Prior to prescribing contact lenses, a vision evaluation will determine what level of vision correction you require. Refractive error (commonly known as nearsightedness, farsightedness, or astigmatism depending on the error) is evaluated by measuring how the eyes focus when a series of different lenses are placed in front of them.
After determining the level of refractive error, Dr. Owen works with you to determine whether contact lenses or glasses are best for your lifestyle. If you suffer from certain conditions, such as dry eye or allergies, glasses or specialty rigid gas permeable lenses (RGP lenses) may be the most comfortable corrective solution. Contact lenses are available in either soft or RGP form. Contact lenses need to be changed daily, weekly, bi-weekly, or monthly, depending on what type of soft lens you select. Specialized soft contact lenses, such as bifocal contact lenses or lenses that correct for astigmatism, are also available for our patients.
Advances in contact lens technology have created great options for cosmetic and prosthetic lenses. Custom contact lenses can be created to camouflage any color variation or irregularity and produce a natural eye color. Cosmetic lenses are also available to transform your eye color.
Contact lenses are not an easy solution for every person suffering with vision problems. Some eye conditions make wearing contacts a difficult proposition. However, it does not rule out wearing contact lenses altogether. It just means patients need to discuss options with their eye care provider and obtain specialized hard to fit contacts for their specific vision problems.
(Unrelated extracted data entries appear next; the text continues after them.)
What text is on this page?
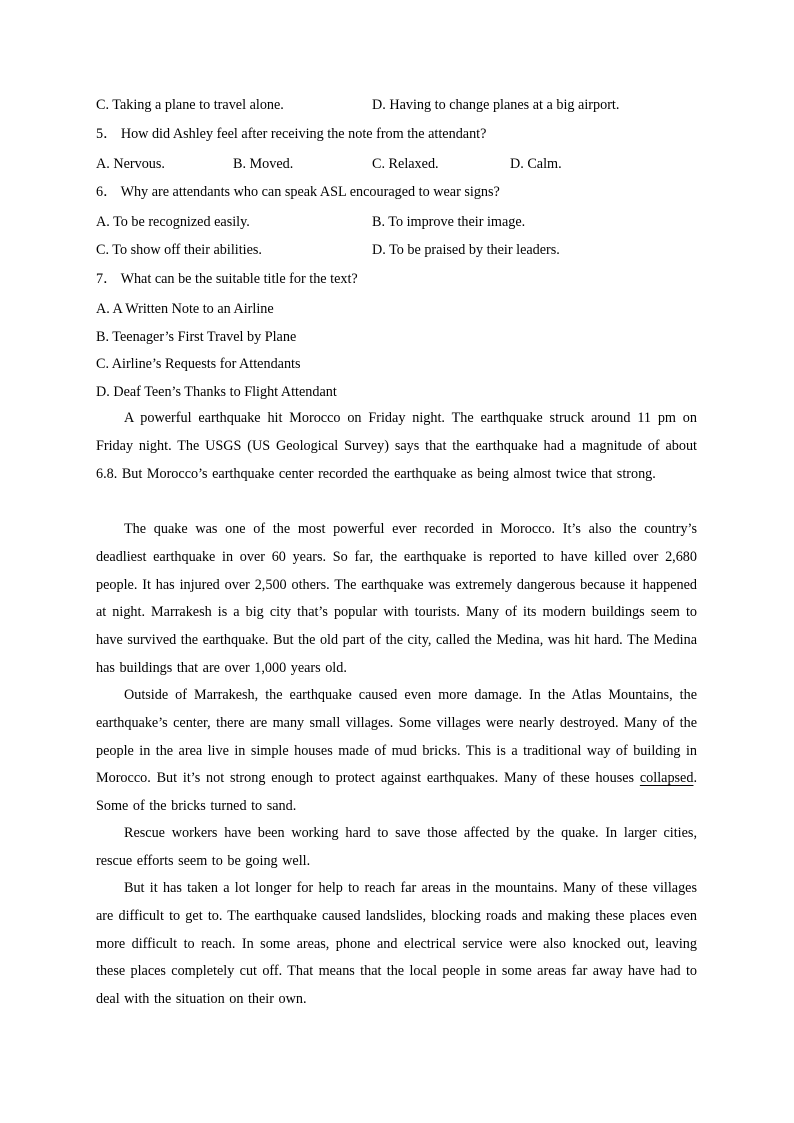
C. Taking a plane to travel alone.	D. Having to change planes at a big airport.
5． How did Ashley feel after receiving the note from the attendant?
A. Nervous.	B. Moved.	C. Relaxed.	D. Calm.
6． Why are attendants who can speak ASL encouraged to wear signs?
A. To be recognized easily.	B. To improve their image.
C. To show off their abilities.	D. To be praised by their leaders.
7． What can be the suitable title for the text?
A. A Written Note to an Airline
B. Teenager’s First Travel by Plane
C. Airline’s Requests for Attendants
D. Deaf Teen’s Thanks to Flight Attendant
A powerful earthquake hit Morocco on Friday night. The earthquake struck around 11 pm on Friday night. The USGS (US Geological Survey) says that the earthquake had a magnitude of about 6.8. But Morocco’s earthquake center recorded the earthquake as being almost twice that strong.
The quake was one of the most powerful ever recorded in Morocco. It’s also the country’s deadliest earthquake in over 60 years. So far, the earthquake is reported to have killed over 2,680 people. It has injured over 2,500 others. The earthquake was extremely dangerous because it happened at night. Marrakesh is a big city that’s popular with tourists. Many of its modern buildings seem to have survived the earthquake. But the old part of the city, called the Medina, was hit hard. The Medina has buildings that are over 1,000 years old.
Outside of Marrakesh, the earthquake caused even more damage. In the Atlas Mountains, the earthquake’s center, there are many small villages. Some villages were nearly destroyed. Many of the people in the area live in simple houses made of mud bricks. This is a traditional way of building in Morocco. But it’s not strong enough to protect against earthquakes. Many of these houses collapsed. Some of the bricks turned to sand.
Rescue workers have been working hard to save those affected by the quake. In larger cities, rescue efforts seem to be going well.
But it has taken a lot longer for help to reach far areas in the mountains. Many of these villages are difficult to get to. The earthquake caused landslides, blocking roads and making these places even more difficult to reach. In some areas, phone and electrical service were also knocked out, leaving these places completely cut off. That means that the local people in some areas far away have had to deal with the situation on their own.
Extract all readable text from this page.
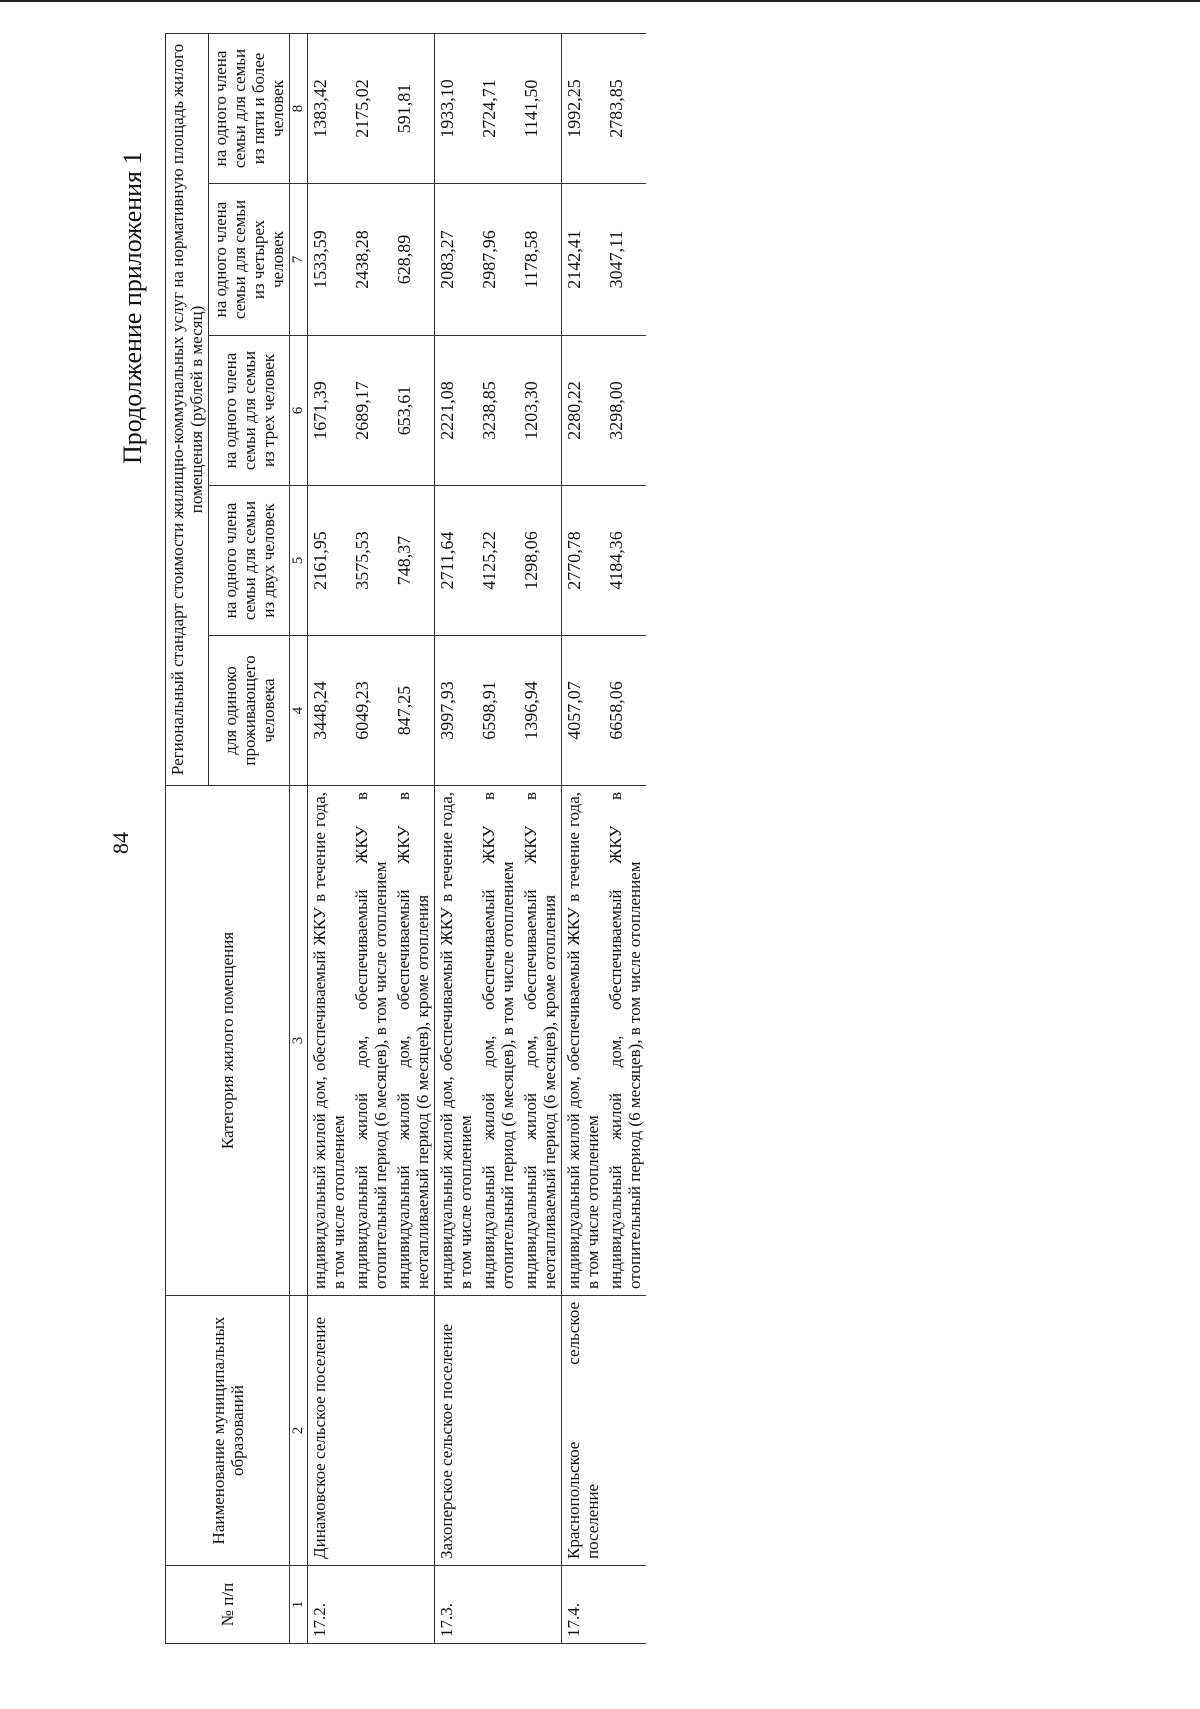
84
Продолжение приложения 1
№ п/п	Наименование муниципальных образований	Категория жилого помещения	Региональный стандарт стоимости жилищно-коммунальных услуг на нормативную площадь жилого помещения (рублей в месяц)				
			для одиноко проживающего человека	на одного члена семьи для семьи из двух человек	на одного члена семьи для семьи из трех человек	на одного члена семьи для семьи из четырех человек	на одного члена семьи для семьи из пяти и более человек
1	2	3	4	5	6	7	8
17.2.	Динамовское сельское поселение	индивидуальный жилой дом, обеспечиваемый ЖКУ в течение года, в том числе отоплением	3448,24	2161,95	1671,39	1533,59	1383,42
		индивидуальный жилой дом, обеспечиваемый ЖКУ в отопительный период (6 месяцев), в том числе отоплением	6049,23	3575,53	2689,17	2438,28	2175,02
		индивидуальный жилой дом, обеспечиваемый ЖКУ в неотапливаемый период (6 месяцев), кроме отопления	847,25	748,37	653,61	628,89	591,81
17.3.	Захоперское сельское поселение	индивидуальный жилой дом, обеспечиваемый ЖКУ в течение года, в том числе отоплением	3997,93	2711,64	2221,08	2083,27	1933,10
		индивидуальный жилой дом, обеспечиваемый ЖКУ в отопительный период (6 месяцев), в том числе отоплением	6598,91	4125,22	3238,85	2987,96	2724,71
		индивидуальный жилой дом, обеспечиваемый ЖКУ в неотапливаемый период (6 месяцев), кроме отопления	1396,94	1298,06	1203,30	1178,58	1141,50
17.4.	Краснопольское сельское поселение	индивидуальный жилой дом, обеспечиваемый ЖКУ в течение года, в том числе отоплением	4057,07	2770,78	2280,22	2142,41	1992,25
		индивидуальный жилой дом, обеспечиваемый ЖКУ в отопительный период (6 месяцев), в том числе отоплением	6658,06	4184,36	3298,00	3047,11	2783,85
Finding contact lenses that fit and wearing contact lenses in general can be made more challenging when these conditions affect your eyes:
Astigmatism: Astigmatism generally develops when the front of the eye curves into a bulge or oval shape. It causes blurred vision and can be difficult to correct because regular contacts cannot account for the bulging.
Dry Eyes: When eyes become excessively dry, it leads to irritation, burning, redness and blurred vision. Contact lenses can exacerbate these conditions by making it feel like a foreign object is stuck in your eye.
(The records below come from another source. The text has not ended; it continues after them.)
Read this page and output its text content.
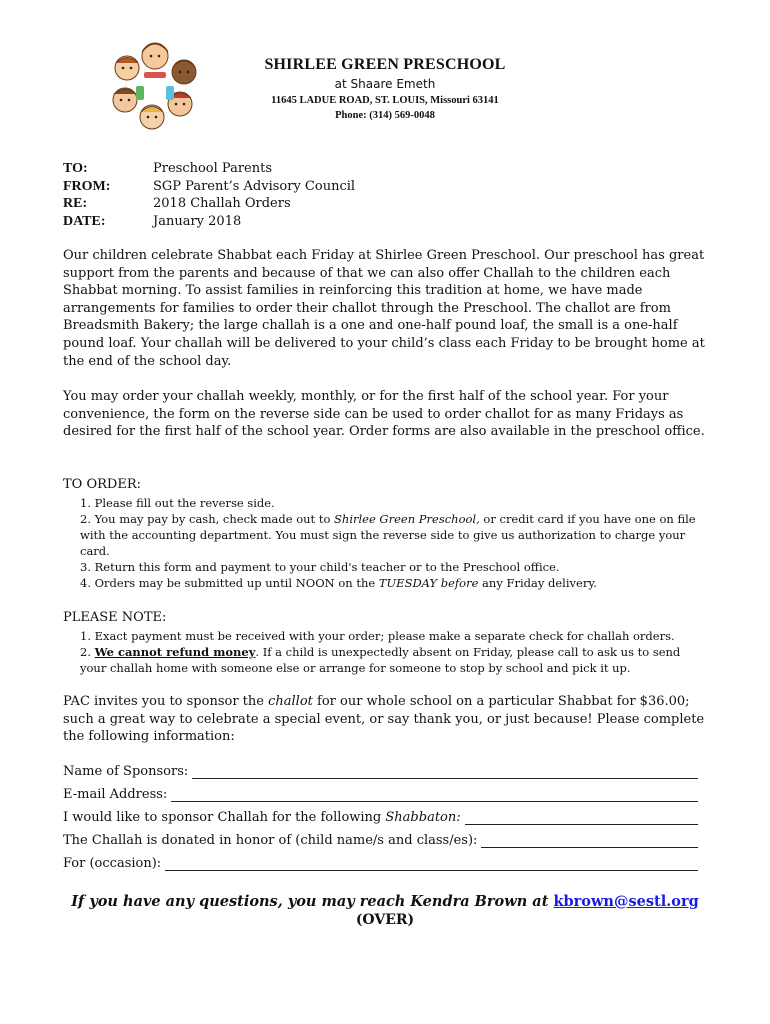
SHIRLEE GREEN PRESCHOOL
at Shaare Emeth
11645 LADUE ROAD, ST. LOUIS, Missouri 63141
Phone: (314) 569-0048
TO:	Preschool Parents
FROM:	SGP Parent’s Advisory Council
RE:	2018 Challah Orders
DATE:	January 2018
Our children celebrate Shabbat each Friday at Shirlee Green Preschool. Our preschool has great support from the parents and because of that we can also offer Challah to the children each Shabbat morning. To assist families in reinforcing this tradition at home, we have made arrangements for families to order their challot through the Preschool. The challot are from Breadsmith Bakery; the large challah is a one and one-half pound loaf, the small is a one-half pound loaf. Your challah will be delivered to your child’s class each Friday to be brought home at the end of the school day.
You may order your challah weekly, monthly, or for the first half of the school year. For your convenience, the form on the reverse side can be used to order challot for as many Fridays as desired for the first half of the school year. Order forms are also available in the preschool office.
TO ORDER:
1. Please fill out the reverse side.
2. You may pay by cash, check made out to Shirlee Green Preschool, or credit card if you have one on file with the accounting department. You must sign the reverse side to give us authorization to charge your card.
3. Return this form and payment to your child's teacher or to the Preschool office.
4. Orders may be submitted up until NOON on the TUESDAY before any Friday delivery.
PLEASE NOTE:
1. Exact payment must be received with your order; please make a separate check for challah orders.
2. We cannot refund money. If a child is unexpectedly absent on Friday, please call to ask us to send your challah home with someone else or arrange for someone to stop by school and pick it up.
PAC invites you to sponsor the challot for our whole school on a particular Shabbat for $36.00; such a great way to celebrate a special event, or say thank you, or just because! Please complete the following information:
Name of Sponsors:
E-mail Address:
I would like to sponsor Challah for the following Shabbaton:
The Challah is donated in honor of (child name/s and class/es):
For (occasion):
If you have any questions, you may reach Kendra Brown at kbrown@sestl.org
(OVER)
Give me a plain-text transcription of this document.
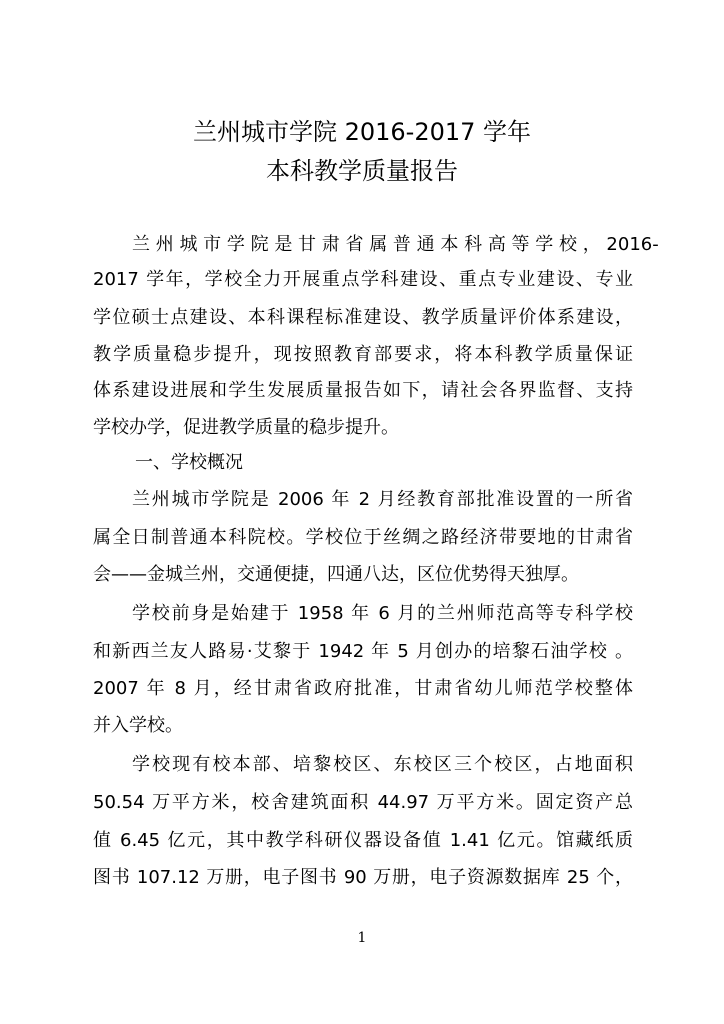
兰州城市学院 2016-2017 学年
本科教学质量报告

兰 州 城 市 学 院 是 甘 肃 省 属 普 通 本 科 高 等 学 校 ， 2016-

2017 学年，学校全力开展重点学科建设、重点专业建设、专业

学位硕士点建设、本科课程标准建设、教学质量评价体系建设，

教学质量稳步提升，现按照教育部要求，将本科教学质量保证

体系建设进展和学生发展质量报告如下，请社会各界监督、支持

学校办学，促进教学质量的稳步提升。

一、学校概况

兰州城市学院是 2006 年 2 月经教育部批准设置的一所省

属全日制普通本科院校。学校位于丝绸之路经济带要地的甘肃省

会——金城兰州，交通便捷，四通八达，区位优势得天独厚。

学校前身是始建于 1958 年 6 月的兰州师范高等专科学校

和新西兰友人路易·艾黎于 1942 年 5 月创办的培黎石油学校 。

2007 年 8 月，经甘肃省政府批准，甘肃省幼儿师范学校整体

并入学校。

学校现有校本部、培黎校区、东校区三个校区，占地面积

50.54 万平方米，校舍建筑面积 44.97 万平方米。固定资产总

值 6.45 亿元，其中教学科研仪器设备值 1.41 亿元。馆藏纸质

图书 107.12 万册，电子图书 90 万册，电子资源数据库 25 个，

1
Keratoconus: This is an uncommon condition that causes major discomfort when wearing contacts. Keratoconus happens when the cornea becomes thinner and allows the eye to bulge forward. The bulge forms into a cone shape and can cause major visual distortion.
Presbyopia: Eyes tend to have a tougher time focusing on close objects as they age. This condition is known as presbyopia. It typically affects people aged 40 or older.
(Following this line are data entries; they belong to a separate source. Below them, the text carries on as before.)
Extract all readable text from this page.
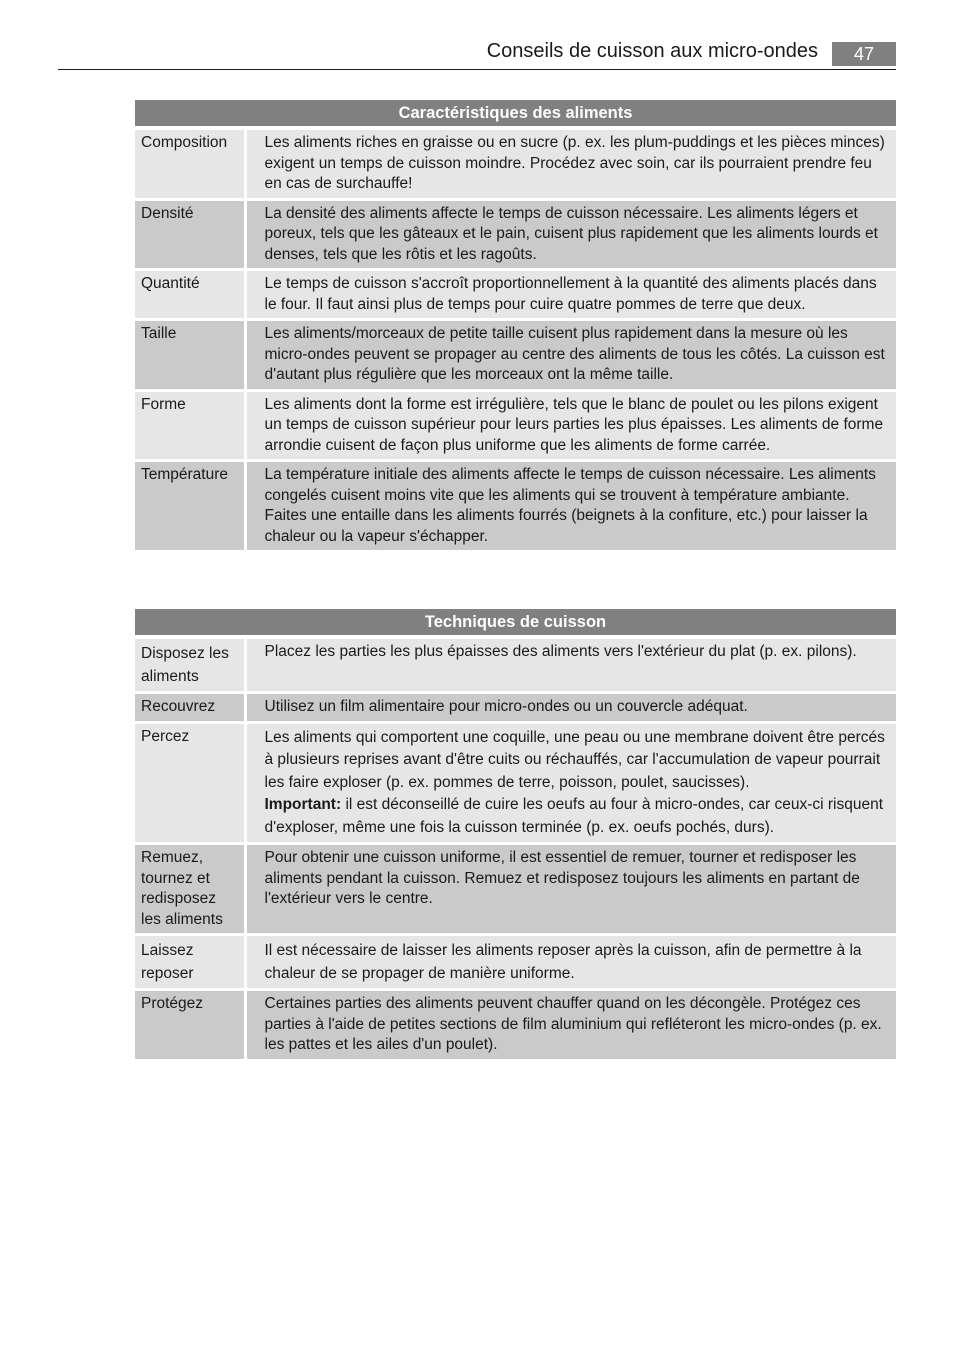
Conseils de cuisson aux micro-ondes	47
Caractéristiques des aliments	
Composition	Les aliments riches en graisse ou en sucre (p. ex. les plum-puddings et les pièces minces) exigent un temps de cuisson moindre. Procédez avec soin, car ils pourraient prendre feu en cas de surchauffe!
Densité	La densité des aliments affecte le temps de cuisson nécessaire. Les aliments légers et poreux, tels que les gâteaux et le pain, cuisent plus rapidement que les aliments lourds et denses, tels que les rôtis et les ragoûts.
Quantité	Le temps de cuisson s'accroît proportionnellement à la quantité des aliments placés dans le four. Il faut ainsi plus de temps pour cuire quatre pommes de terre que deux.
Taille	Les aliments/morceaux de petite taille cuisent plus rapidement dans la mesure où les micro-ondes peuvent se propager au centre des aliments de tous les côtés. La cuisson est d'autant plus régulière que les morceaux ont la même taille.
Forme	Les aliments dont la forme est irrégulière, tels que le blanc de poulet ou les pilons exigent un temps de cuisson supérieur pour leurs parties les plus épaisses. Les aliments de forme arrondie cuisent de façon plus uniforme que les aliments de forme carrée.
Température	La température initiale des aliments affecte le temps de cuisson nécessaire. Les aliments congelés cuisent moins vite que les aliments qui se trouvent à température ambiante. Faites une entaille dans les aliments fourrés (beignets à la confiture, etc.) pour laisser la chaleur ou la vapeur s'échapper.
Techniques de cuisson	
Disposez les aliments	Placez les parties les plus épaisses des aliments vers l'extérieur du plat (p. ex. pilons).
Recouvrez	Utilisez un film alimentaire pour micro-ondes ou un couvercle adéquat.
Percez	Les aliments qui comportent une coquille, une peau ou une membrane doivent être percés à plusieurs reprises avant d'être cuits ou réchauffés, car l'accumulation de vapeur pourrait les faire exploser (p. ex. pommes de terre, poisson, poulet, saucisses).
Important: il est déconseillé de cuire les oeufs au four à micro-ondes, car ceux-ci risquent d'exploser, même une fois la cuisson terminée (p. ex. oeufs pochés, durs).
Remuez, tournez et redisposez les aliments	Pour obtenir une cuisson uniforme, il est essentiel de remuer, tourner et redisposer les aliments pendant la cuisson. Remuez et redisposez toujours les aliments en partant de l'extérieur vers le centre.
Laissez reposer	Il est nécessaire de laisser les aliments reposer après la cuisson, afin de permettre à la chaleur de se propager de manière uniforme.
Protégez	Certaines parties des aliments peuvent chauffer quand on les décongèle. Protégez ces parties à l'aide de petites sections de film aluminium qui refléteront les micro-ondes (p. ex. les pattes et les ailes d'un poulet).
Wearing contacts is not impossible if you suffer from one of the above conditions. You do need to meet with an eye care professional, however, and get prescribed contact lenses that are tailored to deal with your specific vision condition.
Gas permeable lenses are a good solution for patients who suffer from dry eye or Keratoconus. We fit normal RGP lenses and specialty lenses such as the Jupiter lens or SynergEyes lenses. Both specialty lenses are effective in vaulting over corneal bulging and relieving pressure on the tissue for a Keratoconus sufferer and keeping tears in front of the cornea throughout the day in a dry eye patient While these are more expensive initially, they can also last for a long while with proper care..
Toric lenses are useful for correcting astigmatism. Since the lens needs to align with the curvature it is correcting, toric lenses, once in place, must not rotate in order to fit on the eye. They are typically custom made to correct a specific astigmatism.
Bifocal and multifocal lenses can help remedy presbyopia. These lenses show your brain a variety of images all at one time. While it may seem overwhelming at first, it maintains your binocular vision and your brain soon learns to filter out which images it does not need. Monovision lenses are another option for presbyopia. This type of lenses can have one fitted for distance vision and the other for seeing close objects.